Customer/user don't really want a heterogeneous "relationship" they want heterogeneous supply, the relationship they want is with a single vendor.  Anything else will create confusion -- and that's not good for business.  Simple relationship: confusion == no decision (which is a decision, but we can chase that one another day :-))

The various vendors in the heterogeneous relationship need their own set of agreements with each other.  These agreements will underpin the contract and included SLA with each customer.  It will be up to the vendors to understand the various patterns of business activity of their target customers and structure appropriate package tiers that include appropriate levels of availability, capacity, continuity, security, maintainability, incident response time, escalation, etc.

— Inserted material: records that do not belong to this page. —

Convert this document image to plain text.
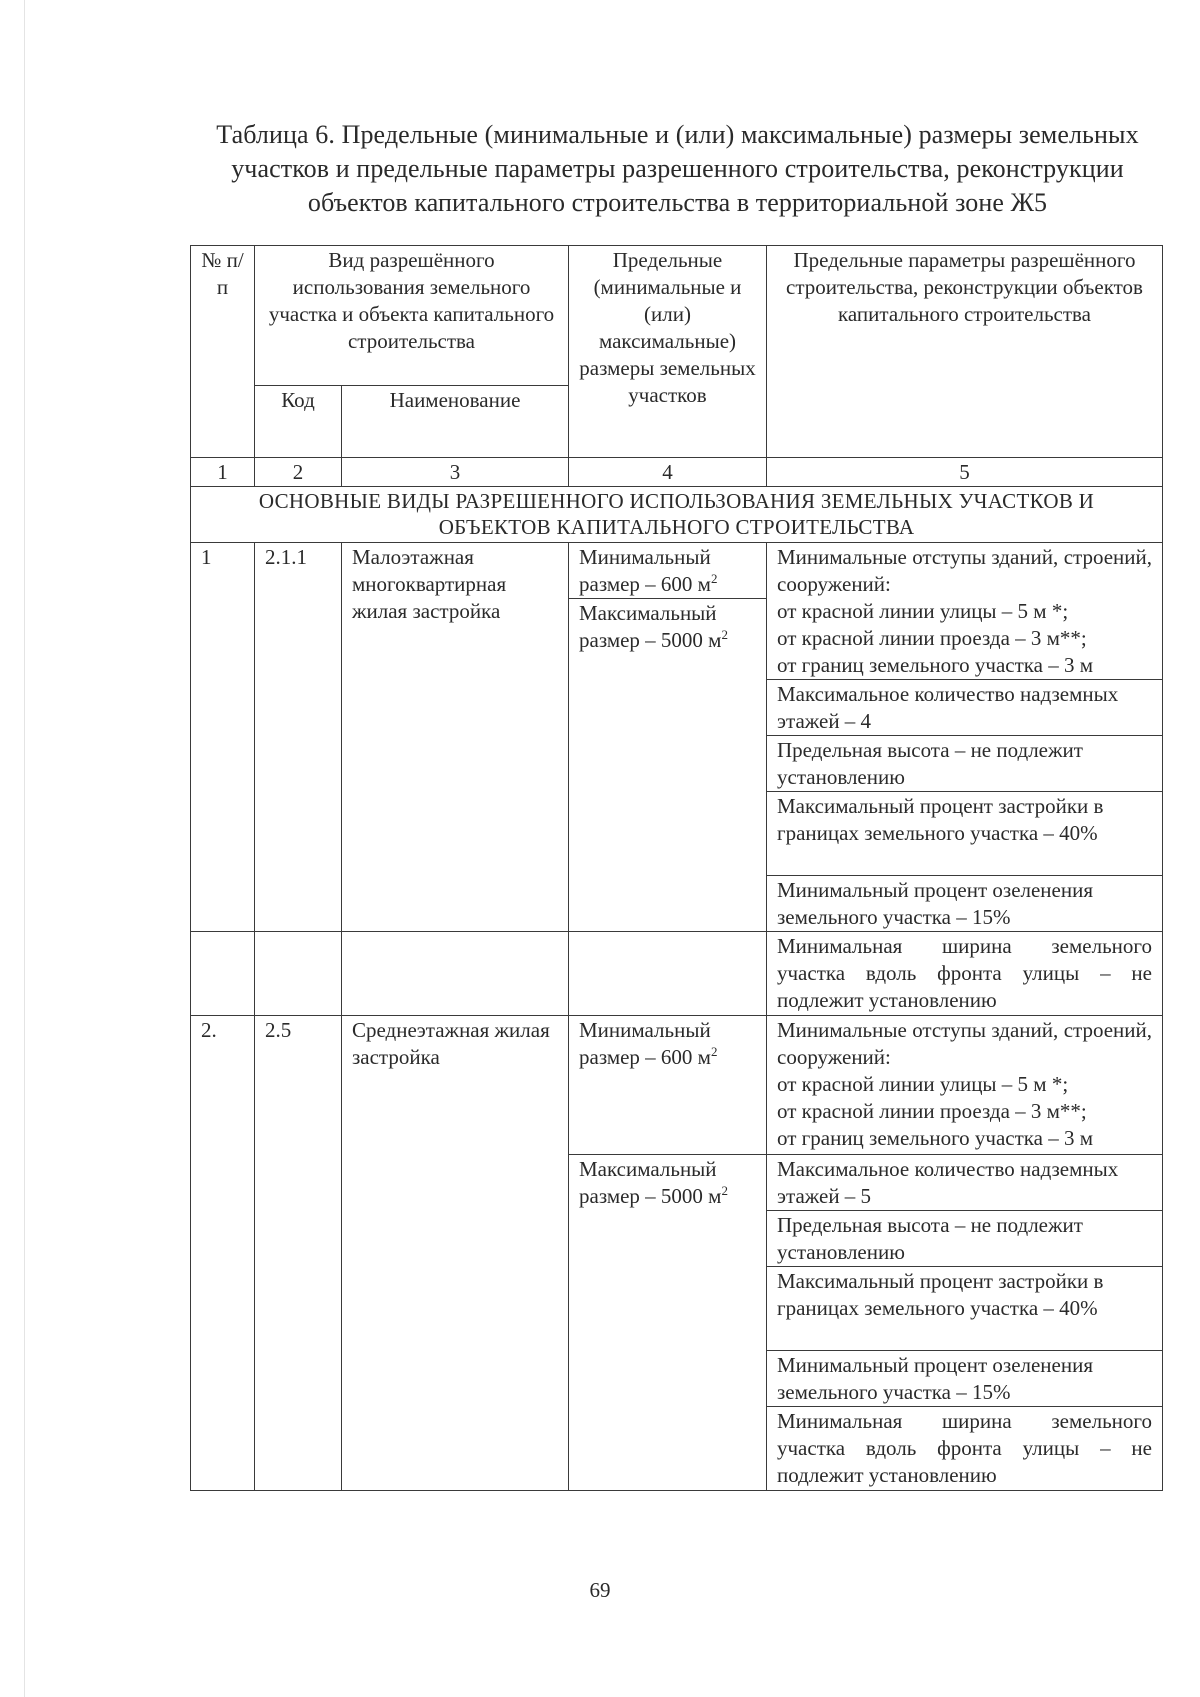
Таблица 6. Предельные (минимальные и (или) максимальные) размеры земельных участков и предельные параметры разрешенного строительства, реконструкции объектов капитального строительства в территориальной зоне Ж5
№ п/п	Вид разрешённого использования земельного участка и объекта капитального строительства		Предельные (минимальные и (или) максимальные) размеры земельных участков	Предельные параметры разрешённого строительства, реконструкции объектов капитального строительства
	Код	Наименование		
1	2	3	4	5
ОСНОВНЫЕ ВИДЫ РАЗРЕШЕННОГО ИСПОЛЬЗОВАНИЯ ЗЕМЕЛЬНЫХ УЧАСТКОВ И ОБЪЕКТОВ КАПИТАЛЬНОГО СТРОИТЕЛЬСТВА				
1	2.1.1	Малоэтажная многоквартирная жилая застройка	Минимальный размер – 600 $м^2$	Минимальные отступы зданий, строений, сооружений:
от красной линии улицы – 5 м *;
от красной линии проезда – 3 м**;
от границ земельного участка – 3 м

			Максимальный размер – 5000 $м^2$
				Максимальное количество надземных этажей – 4
				Предельная высота – не подлежит установлению
				Максимальный процент застройки в границах земельного участка – 40%
				Минимальный процент озеленения земельного участка – 15%
				Минимальная ширина земельного участка вдоль фронта улицы – не подлежит установлению
2.	2.5	Среднеэтажная жилая застройка	Минимальный размер – 600 $м^2$	Минимальные отступы зданий, строений, сооружений:
от красной линии улицы – 5 м *;
от красной линии проезда – 3 м**;
от границ земельного участка – 3 м

			Максимальный размер – 5000 $м^2$	Максимальное количество надземных этажей – 5
				Предельная высота – не подлежит установлению
				Максимальный процент застройки в границах земельного участка – 40%
				Минимальный процент озеленения земельного участка – 15%
				Минимальная ширина земельного участка вдоль фронта улицы – не подлежит установлению
69
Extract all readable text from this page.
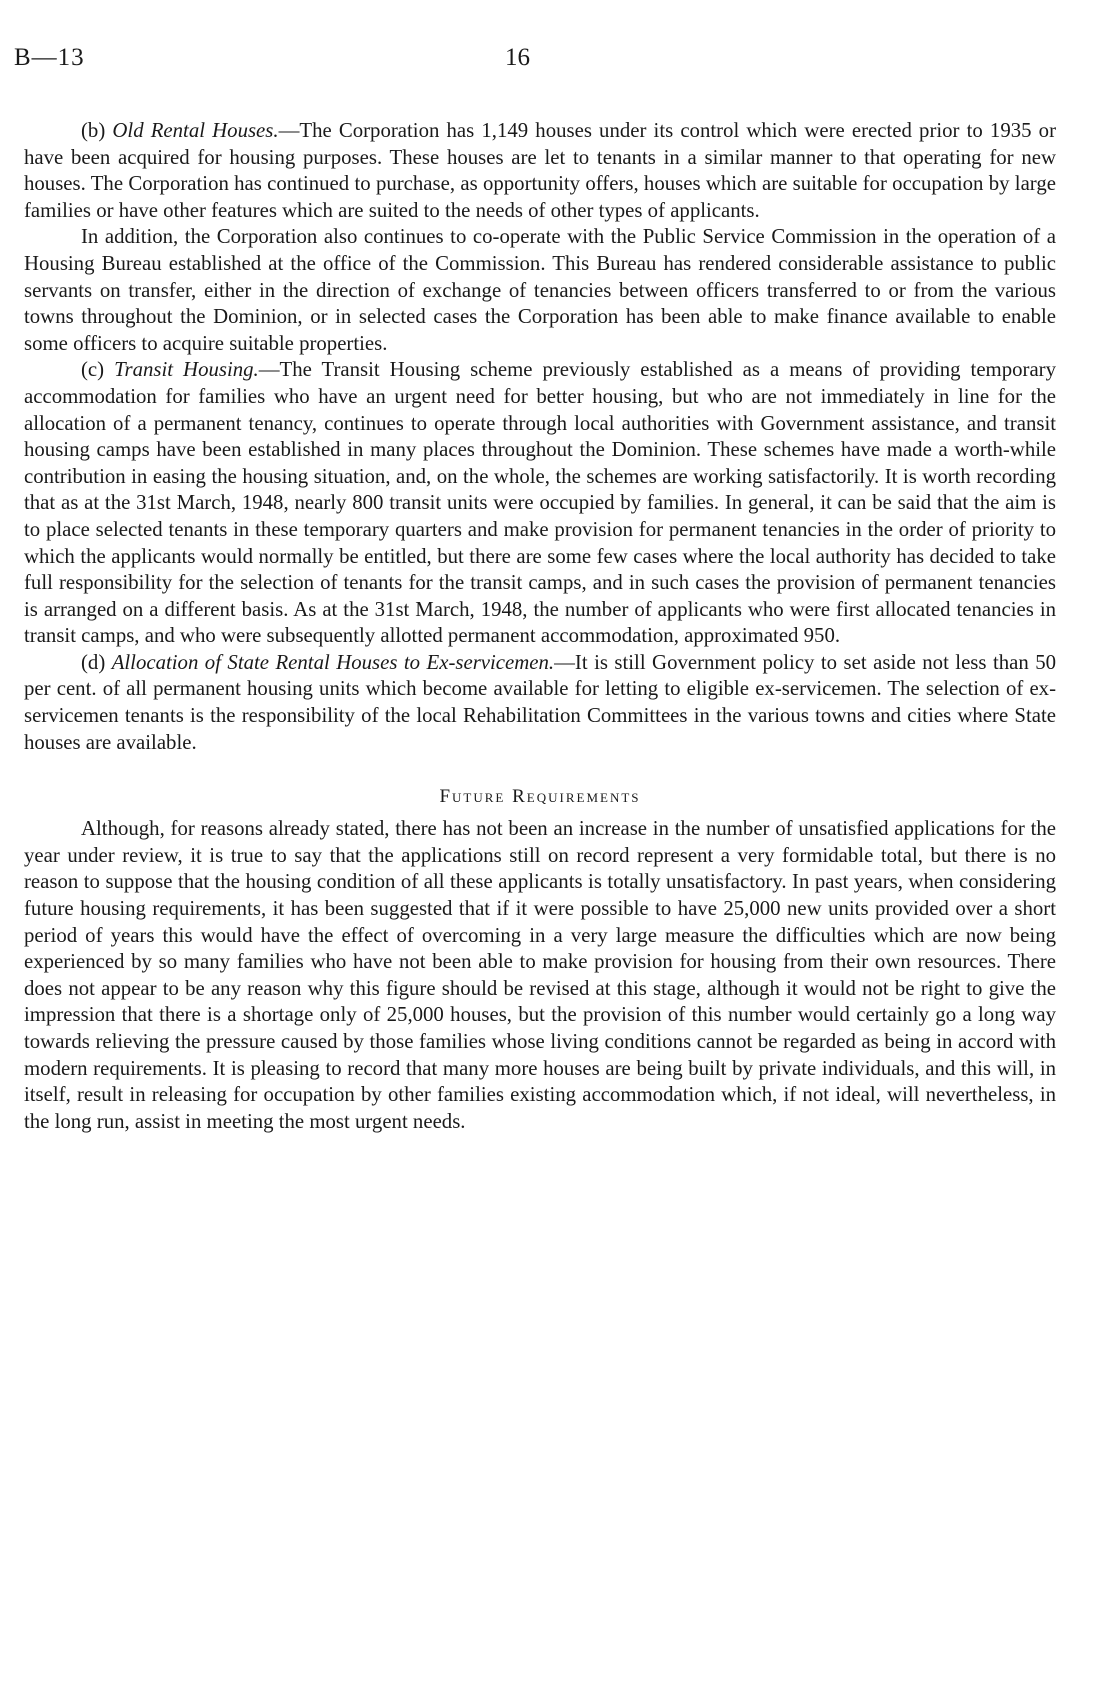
B—13	16

(b) Old Rental Houses.—The Corporation has 1,149 houses under its control which were erected prior to 1935 or have been acquired for housing purposes. These houses are let to tenants in a similar manner to that operating for new houses. The Corporation has continued to purchase, as opportunity offers, houses which are suitable for occupation by large families or have other features which are suited to the needs of other types of applicants.

In addition, the Corporation also continues to co-operate with the Public Service Commission in the operation of a Housing Bureau established at the office of the Commission. This Bureau has rendered considerable assistance to public servants on transfer, either in the direction of exchange of tenancies between officers transferred to or from the various towns throughout the Dominion, or in selected cases the Corporation has been able to make finance available to enable some officers to acquire suitable properties.

(c) Transit Housing.—The Transit Housing scheme previously established as a means of providing temporary accommodation for families who have an urgent need for better housing, but who are not immediately in line for the allocation of a permanent tenancy, continues to operate through local authorities with Government assistance, and transit housing camps have been established in many places throughout the Dominion. These schemes have made a worth-while contribution in easing the housing situation, and, on the whole, the schemes are working satisfactorily. It is worth recording that as at the 31st March, 1948, nearly 800 transit units were occupied by families. In general, it can be said that the aim is to place selected tenants in these temporary quarters and make provision for permanent tenancies in the order of priority to which the applicants would normally be entitled, but there are some few cases where the local authority has decided to take full responsibility for the selection of tenants for the transit camps, and in such cases the provision of permanent tenancies is arranged on a different basis. As at the 31st March, 1948, the number of applicants who were first allocated tenancies in transit camps, and who were subsequently allotted permanent accommodation, approximated 950.

(d) Allocation of State Rental Houses to Ex-servicemen.—It is still Government policy to set aside not less than 50 per cent. of all permanent housing units which become available for letting to eligible ex-servicemen. The selection of ex-servicemen tenants is the responsibility of the local Rehabilitation Committees in the various towns and cities where State houses are available.

Future Requirements

Although, for reasons already stated, there has not been an increase in the number of unsatisfied applications for the year under review, it is true to say that the applications still on record represent a very formidable total, but there is no reason to suppose that the housing condition of all these applicants is totally unsatisfactory. In past years, when considering future housing requirements, it has been suggested that if it were possible to have 25,000 new units provided over a short period of years this would have the effect of overcoming in a very large measure the difficulties which are now being experienced by so many families who have not been able to make provision for housing from their own resources. There does not appear to be any reason why this figure should be revised at this stage, although it would not be right to give the impression that there is a shortage only of 25,000 houses, but the provision of this number would certainly go a long way towards relieving the pressure caused by those families whose living conditions cannot be regarded as being in accord with modern requirements. It is pleasing to record that many more houses are being built by private individuals, and this will, in itself, result in releasing for occupation by other families existing accommodation which, if not ideal, will nevertheless, in the long run, assist in meeting the most urgent needs.
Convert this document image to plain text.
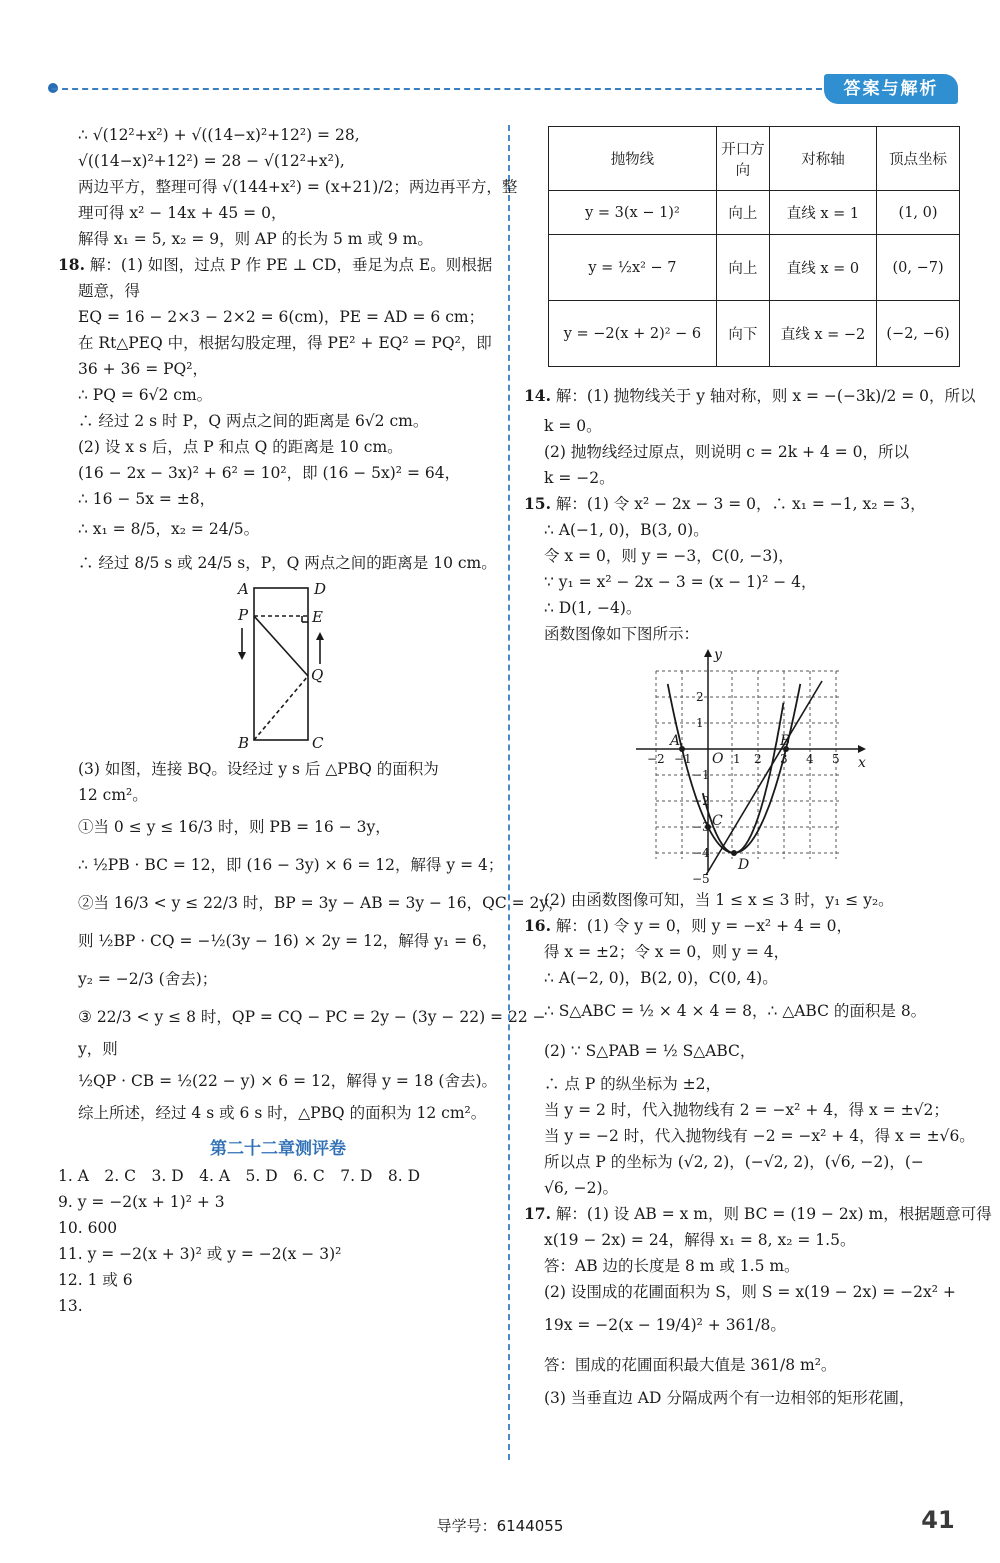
答案与解析
∴ √(12²+x²) + √((14−x)²+12²) = 28,
√((14−x)²+12²) = 28 − √(12²+x²),
两边平方，整理可得 √(144+x²) = (x+21)/2；两边再平方，整
理可得 x² − 14x + 45 = 0，
解得 x₁ = 5, x₂ = 9，则 AP 的长为 5 m 或 9 m。
18. 解：(1) 如图，过点 P 作 PE ⊥ CD，垂足为点 E。则根据
题意，得
EQ = 16 − 2×3 − 2×2 = 6(cm)，PE = AD = 6 cm；
在 Rt△PEQ 中，根据勾股定理，得 PE² + EQ² = PQ²，即
36 + 36 = PQ²，
∴ PQ = 6√2 cm。
∴ 经过 2 s 时 P，Q 两点之间的距离是 6√2 cm。
(2) 设 x s 后，点 P 和点 Q 的距离是 10 cm。
(16 − 2x − 3x)² + 6² = 10²，即 (16 − 5x)² = 64，
∴ 16 − 5x = ±8，
∴ x₁ = 8/5，x₂ = 24/5。
∴ 经过 8/5 s 或 24/5 s，P，Q 两点之间的距离是 10 cm。
A	D
P	E
Q
B	C
(3) 如图，连接 BQ。设经过 y s 后 △PBQ 的面积为
12 cm²。
①当 0 ≤ y ≤ 16/3 时，则 PB = 16 − 3y，
∴ ½PB · BC = 12，即 (16 − 3y) × 6 = 12，解得 y = 4；
②当 16/3 < y ≤ 22/3 时，BP = 3y − AB = 3y − 16，QC = 2y，
则 ½BP · CQ = −½(3y − 16) × 2y = 12，解得 y₁ = 6，
y₂ = −2/3 (舍去)；
③ 22/3 < y ≤ 8 时，QP = CQ − PC = 2y − (3y − 22) = 22 −
y，则
½QP · CB = ½(22 − y) × 6 = 12，解得 y = 18 (舍去)。
综上所述，经过 4 s 或 6 s 时，△PBQ 的面积为 12 cm²。
第二十二章测评卷
1. A　2. C　3. D　4. A　5. D　6. C　7. D　8. D
9. y = −2(x + 1)² + 3
10. 600
11. y = −2(x + 3)² 或 y = −2(x − 3)²
12. 1 或 6
13.
抛物线	开口方向	对称轴	顶点坐标
y = 3(x − 1)²	向上	直线 x = 1	(1, 0)
y = ½x² − 7	向上	直线 x = 0	(0, −7)
y = −2(x + 2)² − 6	向下	直线 x = −2	(−2, −6)
14. 解：(1) 抛物线关于 y 轴对称，则 x = −(−3k)/2 = 0，所以
k = 0。
(2) 抛物线经过原点，则说明 c = 2k + 4 = 0，所以
k = −2。
15. 解：(1) 令 x² − 2x − 3 = 0，∴ x₁ = −1, x₂ = 3，
∴ A(−1, 0)，B(3, 0)。
令 x = 0，则 y = −3，C(0, −3)，
∵ y₁ = x² − 2x − 3 = (x − 1)² − 4，
∴ D(1, −4)。
函数图像如下图所示：
−2 −1	1 2 3 4 5
2
1
−1
−2
−3
−4
−5
y
x
O
A	B
C
D
(2) 由函数图像可知，当 1 ≤ x ≤ 3 时，y₁ ≤ y₂。
16. 解：(1) 令 y = 0，则 y = −x² + 4 = 0，
得 x = ±2；令 x = 0，则 y = 4，
∴ A(−2, 0)，B(2, 0)，C(0, 4)。
∴ S△ABC = ½ × 4 × 4 = 8，∴ △ABC 的面积是 8。
(2) ∵ S△PAB = ½ S△ABC，
∴ 点 P 的纵坐标为 ±2，
当 y = 2 时，代入抛物线有 2 = −x² + 4，得 x = ±√2；
当 y = −2 时，代入抛物线有 −2 = −x² + 4，得 x = ±√6。
所以点 P 的坐标为 (√2, 2)，(−√2, 2)，(√6, −2)，(−
√6, −2)。
17. 解：(1) 设 AB = x m，则 BC = (19 − 2x) m，根据题意可得
x(19 − 2x) = 24，解得 x₁ = 8, x₂ = 1.5。
答：AB 边的长度是 8 m 或 1.5 m。
(2) 设围成的花圃面积为 S，则 S = x(19 − 2x) = −2x² +
19x = −2(x − 19/4)² + 361/8。
答：围成的花圃面积最大值是 361/8 m²。
(3) 当垂直边 AD 分隔成两个有一边相邻的矩形花圃，
导学号：6144055	41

The customer will want (need?) a single point of contact for all issues (incidents included).  The last thing the customer will want or expect is anything that hints at (or allows) finger pointing with the suggestion that it's one of the other heterogeneous suppliers/partners.   

In effect, the relationship between the cloud suppliers is analogous to the various parts of a single Enterprise IT organization.  The customers of the single Enterprise IT organization don't want (or care about) blame, they just want issues/incidents and underlying problems addressed in a documented (and expected) time- and cost-effective manner.  Customers of cloud-based services want the same thing. It's potentially more important to understand the need to create and manage the realistic expectations as it is contractual obligation.

I know this is possible, though I'm not suggesting it's easy.

As I was writing this message the following popped up on twitter:

@stephenmann 1:37pm via HootSuite Interesting comment from #Diligenta customer this morning. They manage outsourced services by agreed objectives rather than the contract.